Liberalization
Up until the 1980s the majority of Services of General Interest were organized and delivered through state-owned or state-controlled monopolies.

- Because these services were considered essential for life and health, and essential for citizen’s participation in social and economic life it was decided that the government should be responsible for their provision so that these services were accessible and affordable to all citizens.
- In order to deliver these services to everyone and be affordable these monopolies were often subsidised by the government. However today that is fundamentally changing as these state monopolies are being privatised and opened up to competition from the free market in a process known as liberalization.
- Liberalization in Ireland has been relatively limited over the years but has accelerated somewhat in recent years, particularly with the privatisation of Telecom Eireann which is now Eircom in 1999.
Economic Liberalization
- Economic liberalization is a broad term that usually refers to fewer government regulations and restrictions in the economy in exchange for greater participation of private entities.
- Although economic liberalization is often associated with privatization, the two can be quite separate processes. For example, the European Union has liberalized gas and electricity markets, instituting a system of competition; but some of the leading European energy companies remain partially or completely in government ownership.
- Liberalized and privatized public services may be dominated by just a few big companies, particularly in sectors with high capital costs, or high sunk cost, such as water, gas and electricity. In some cases they may remain legal monopolies, at least for some part of the market (e.g. small consumers).
Economic Liberalization and Telecommunications
- Over the past two decades the European telecommunications sector has moved from a tradition of strong public service monopolies, to one of increasing privatisation and competition.

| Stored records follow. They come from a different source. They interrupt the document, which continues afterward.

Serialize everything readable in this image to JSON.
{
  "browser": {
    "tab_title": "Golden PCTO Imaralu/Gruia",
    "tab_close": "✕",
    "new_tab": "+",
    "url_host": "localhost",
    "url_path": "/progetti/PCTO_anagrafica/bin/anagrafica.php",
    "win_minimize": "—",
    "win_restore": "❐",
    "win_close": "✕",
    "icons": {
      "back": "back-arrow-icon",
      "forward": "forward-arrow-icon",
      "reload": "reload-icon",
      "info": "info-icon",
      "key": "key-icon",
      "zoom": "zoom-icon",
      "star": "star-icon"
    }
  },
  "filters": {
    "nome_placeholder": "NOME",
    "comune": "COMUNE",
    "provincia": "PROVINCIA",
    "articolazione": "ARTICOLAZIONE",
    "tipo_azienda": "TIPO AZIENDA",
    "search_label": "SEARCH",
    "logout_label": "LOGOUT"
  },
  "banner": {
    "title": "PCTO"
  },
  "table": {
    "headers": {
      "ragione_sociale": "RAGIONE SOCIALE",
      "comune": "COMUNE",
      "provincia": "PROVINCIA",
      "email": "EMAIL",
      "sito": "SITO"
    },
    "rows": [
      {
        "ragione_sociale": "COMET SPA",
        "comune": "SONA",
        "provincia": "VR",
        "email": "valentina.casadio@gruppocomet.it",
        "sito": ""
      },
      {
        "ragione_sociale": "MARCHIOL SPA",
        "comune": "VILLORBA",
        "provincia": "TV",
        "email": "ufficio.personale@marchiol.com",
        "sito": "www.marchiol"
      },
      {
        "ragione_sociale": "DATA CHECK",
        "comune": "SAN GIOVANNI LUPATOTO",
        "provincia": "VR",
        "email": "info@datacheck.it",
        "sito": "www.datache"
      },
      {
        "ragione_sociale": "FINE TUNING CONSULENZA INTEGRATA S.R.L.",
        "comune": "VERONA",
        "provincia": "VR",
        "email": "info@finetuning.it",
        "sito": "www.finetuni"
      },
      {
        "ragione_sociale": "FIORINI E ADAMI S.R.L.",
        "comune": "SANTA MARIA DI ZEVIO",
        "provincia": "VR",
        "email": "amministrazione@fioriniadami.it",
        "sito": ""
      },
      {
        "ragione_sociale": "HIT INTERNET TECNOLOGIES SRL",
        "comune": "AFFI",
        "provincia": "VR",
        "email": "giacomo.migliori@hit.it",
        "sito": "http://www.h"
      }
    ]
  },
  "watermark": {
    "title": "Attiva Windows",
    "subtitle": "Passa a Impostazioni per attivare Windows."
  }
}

EU policy has evolved with the sector supporting common development, promoting competition and harmonisation.
- The primary driver of change in the telecommunications sector has been the dramatic increase in the use of information technologies, which has revolutionised the industry.
- The main aim has been the move towards a single market for telecommunications services and equipment that progressively removes barriers to allow competitions across European markets.
- In Ireland, up until 1999 Telecom Eireann was the monopoly provider of telecommunications services. However, the market has since been liberalized and now you can buy you telecommunications services from a range of different providers.
Challenges of Economic Liberalization
- Sometimes with the supply SGIs the monopoly supplier may be the only provider in the market because of fundamental reasons such as owning the infrastructure needed to provide the service. In Ireland Eircom was for many years the only providers of telecommunications services because it owned the network of telephone lines. Therefore, liberalization may require further regulation to ensure more service providers are able to operate in the market.
- Even when the market is liberalised there is no guarantee that the new and existing service providers will pass on any cost savings to consumers nor is it certain they will offer new services to consumers.
- Because liberalization supports the close linking of prices to costs as well as not allowing government support in some cases, cost to the consumer for the service may even go up.
- Private entities operating in a liberalized market may decide to ignore supplying new consumers with the service because it is not economically viable to do so. For example, consumers living in rural or remote areas who wish to be supplied with landline telecommunications.